ツメカビ(Poronia punctata)は、
2014年、図鑑に【VU:危急】として分類されていました。
2020年、IUCNレッドリストで、【LC:低懸念】と評価されました。
つまり、2014年から2020年にかけて、ツメカビは
「土の深みに、微かな希望が芽を上げた」状態になりました。
※2025年時点で、IUCNレッドリストにおけるツメカビの最新評価は2020年版です。それ以降の更新は行われていません。
この記事は、とても短く5分で読めるので、どうぞ最後まで読んでいただけると嬉しいです。
※本記事は専門家による学術的な評価ではなく、公開された資料に基づく個人の調査・見解を含んでいます。

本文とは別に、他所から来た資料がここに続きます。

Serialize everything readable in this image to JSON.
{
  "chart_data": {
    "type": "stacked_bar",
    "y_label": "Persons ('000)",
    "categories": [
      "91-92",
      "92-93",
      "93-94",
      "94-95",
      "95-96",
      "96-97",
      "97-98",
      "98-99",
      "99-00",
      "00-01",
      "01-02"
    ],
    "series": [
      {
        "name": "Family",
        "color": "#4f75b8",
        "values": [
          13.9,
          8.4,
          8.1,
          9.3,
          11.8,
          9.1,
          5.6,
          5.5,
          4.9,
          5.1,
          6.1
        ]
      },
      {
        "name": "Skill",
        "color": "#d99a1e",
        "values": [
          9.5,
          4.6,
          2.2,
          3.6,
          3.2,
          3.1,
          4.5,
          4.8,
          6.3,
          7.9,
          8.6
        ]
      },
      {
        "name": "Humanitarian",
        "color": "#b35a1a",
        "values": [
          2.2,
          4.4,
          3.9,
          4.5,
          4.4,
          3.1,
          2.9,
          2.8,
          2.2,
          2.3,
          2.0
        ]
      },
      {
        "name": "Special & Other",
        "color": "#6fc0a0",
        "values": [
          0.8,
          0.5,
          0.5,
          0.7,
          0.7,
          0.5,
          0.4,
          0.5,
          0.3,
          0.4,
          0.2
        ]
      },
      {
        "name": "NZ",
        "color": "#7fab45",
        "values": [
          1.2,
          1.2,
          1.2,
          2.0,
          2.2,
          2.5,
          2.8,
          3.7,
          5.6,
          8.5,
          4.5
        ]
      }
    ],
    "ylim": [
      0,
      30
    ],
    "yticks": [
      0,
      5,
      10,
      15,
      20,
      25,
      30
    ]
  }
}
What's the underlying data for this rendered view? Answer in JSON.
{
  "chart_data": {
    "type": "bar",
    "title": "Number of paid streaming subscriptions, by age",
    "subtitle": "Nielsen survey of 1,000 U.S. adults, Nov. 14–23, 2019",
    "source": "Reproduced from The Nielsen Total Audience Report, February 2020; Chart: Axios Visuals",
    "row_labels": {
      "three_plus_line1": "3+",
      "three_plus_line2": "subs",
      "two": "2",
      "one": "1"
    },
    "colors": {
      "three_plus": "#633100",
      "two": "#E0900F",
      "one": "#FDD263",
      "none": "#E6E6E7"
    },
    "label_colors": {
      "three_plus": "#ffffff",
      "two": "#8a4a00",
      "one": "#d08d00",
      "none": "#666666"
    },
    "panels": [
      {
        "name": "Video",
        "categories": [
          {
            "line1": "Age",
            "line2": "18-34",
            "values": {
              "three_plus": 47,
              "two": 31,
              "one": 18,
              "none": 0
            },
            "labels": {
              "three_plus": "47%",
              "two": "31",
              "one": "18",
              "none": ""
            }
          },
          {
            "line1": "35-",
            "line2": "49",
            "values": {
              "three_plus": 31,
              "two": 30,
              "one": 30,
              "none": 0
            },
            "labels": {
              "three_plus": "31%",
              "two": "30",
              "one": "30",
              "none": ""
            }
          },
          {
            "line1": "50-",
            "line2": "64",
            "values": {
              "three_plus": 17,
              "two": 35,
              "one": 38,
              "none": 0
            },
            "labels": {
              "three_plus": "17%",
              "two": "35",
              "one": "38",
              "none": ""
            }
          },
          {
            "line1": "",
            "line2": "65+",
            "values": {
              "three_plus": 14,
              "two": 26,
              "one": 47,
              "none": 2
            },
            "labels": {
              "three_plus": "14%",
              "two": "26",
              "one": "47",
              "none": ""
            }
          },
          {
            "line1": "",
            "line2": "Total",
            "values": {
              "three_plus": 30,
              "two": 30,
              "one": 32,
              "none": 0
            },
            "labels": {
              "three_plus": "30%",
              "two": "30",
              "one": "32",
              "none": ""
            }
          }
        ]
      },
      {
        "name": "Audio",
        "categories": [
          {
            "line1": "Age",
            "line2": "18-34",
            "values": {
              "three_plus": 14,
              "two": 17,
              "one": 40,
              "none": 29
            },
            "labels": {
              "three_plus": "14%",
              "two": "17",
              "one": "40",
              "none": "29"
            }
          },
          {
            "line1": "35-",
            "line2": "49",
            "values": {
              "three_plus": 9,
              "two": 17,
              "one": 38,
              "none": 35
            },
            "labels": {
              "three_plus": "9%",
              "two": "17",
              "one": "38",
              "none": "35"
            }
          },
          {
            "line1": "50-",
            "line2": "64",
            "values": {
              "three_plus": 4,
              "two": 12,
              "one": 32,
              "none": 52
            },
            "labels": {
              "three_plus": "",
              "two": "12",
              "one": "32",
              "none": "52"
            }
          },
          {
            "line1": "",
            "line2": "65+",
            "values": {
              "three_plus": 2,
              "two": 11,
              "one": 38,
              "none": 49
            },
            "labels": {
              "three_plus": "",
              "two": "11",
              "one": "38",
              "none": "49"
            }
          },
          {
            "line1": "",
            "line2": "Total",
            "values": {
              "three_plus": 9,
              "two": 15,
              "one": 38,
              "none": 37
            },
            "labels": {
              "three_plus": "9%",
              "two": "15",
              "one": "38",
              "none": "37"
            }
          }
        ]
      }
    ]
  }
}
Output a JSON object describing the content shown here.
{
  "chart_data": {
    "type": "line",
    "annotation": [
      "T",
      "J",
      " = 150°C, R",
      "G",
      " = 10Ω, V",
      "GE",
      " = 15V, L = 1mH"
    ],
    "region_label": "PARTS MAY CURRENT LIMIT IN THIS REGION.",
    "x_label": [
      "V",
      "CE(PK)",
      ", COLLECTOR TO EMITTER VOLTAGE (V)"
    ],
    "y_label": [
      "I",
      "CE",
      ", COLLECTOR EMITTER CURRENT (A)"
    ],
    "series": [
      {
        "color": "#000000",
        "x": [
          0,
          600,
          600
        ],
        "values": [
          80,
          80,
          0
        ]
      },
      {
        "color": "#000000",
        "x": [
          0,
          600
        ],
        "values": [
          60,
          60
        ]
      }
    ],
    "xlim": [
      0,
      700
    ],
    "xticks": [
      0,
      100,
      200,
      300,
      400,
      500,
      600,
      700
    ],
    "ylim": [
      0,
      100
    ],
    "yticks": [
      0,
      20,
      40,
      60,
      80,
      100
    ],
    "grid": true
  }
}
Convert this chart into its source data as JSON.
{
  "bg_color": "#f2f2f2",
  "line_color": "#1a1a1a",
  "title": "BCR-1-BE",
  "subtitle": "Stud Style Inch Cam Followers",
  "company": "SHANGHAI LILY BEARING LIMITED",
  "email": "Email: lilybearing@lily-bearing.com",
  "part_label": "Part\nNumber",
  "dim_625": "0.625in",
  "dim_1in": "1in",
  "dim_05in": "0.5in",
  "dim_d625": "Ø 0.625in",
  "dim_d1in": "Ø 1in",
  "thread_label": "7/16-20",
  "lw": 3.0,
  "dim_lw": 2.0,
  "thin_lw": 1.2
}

最新かつ正確な分類や保全状況については、IUCN公式サイトなどをご確認ください。
参考:https://www.iucnredlist.org/species/58517228/185715679
ツメカビがいなくなったら、世界はどう変わる?
──薬箱・牧場・下水処理から見える小さな菌の大きな役割
⬇︎ツメカビの生態です。必要に応じてご覧ください。⬇︎

| 項目 | 情報 |
|---|---|
| 和名 | ツメカビ(和名提案・一般には学名で呼ばれることが多い) |
| 英名 | Nail Fungus(ネイルファンガス) |
| 学名 | Poronia punctata |
| 分類 | 菌類・子嚢菌門・キノコ亜門・キシラリア目・Xylariaceae科の糞生菌(フンに生えるカビ) |
| 分布 | ヨーロッパ、西アジア、ロシア、北アフリカなどに点在して分布するが、現在はヨーロッパの多くの地域で希少種とされる |
| 主な生息地 | 馬やポニーなどウマ科動物(ときに牛・羊・ゾウなど)の古くなった糞の上。特に、放牧地・草地・ヒースランド(低木がまばらな荒地)などの日当たりのよい開けた場所 |
| 体長(子実体) | 直径約0.4〜1.5cmほどの小さな円盤状〜カップ状の子実体(キノコのような部分)をつくる |
| 体重 | 個々の子実体は非常に軽く、グラム未満のレベル(糞のかたまり全体に多数生える) |
| 寿命 | 1つの子実体は数週間ほどで老化・崩壊すると考えられており、季節ごとに新しい糞の上で世代交代する一年生タイプの菌(推定) |
特徴
- 名前の由来:英名 “Nail Fungus” は、釘(nail)の頭のように、細い柄の先に小さな白っぽい円盤が乗り、その表面に黒い点々(孔)があいている見た目からきています。種小名 punctata も「小さな斑点のある」という意味です。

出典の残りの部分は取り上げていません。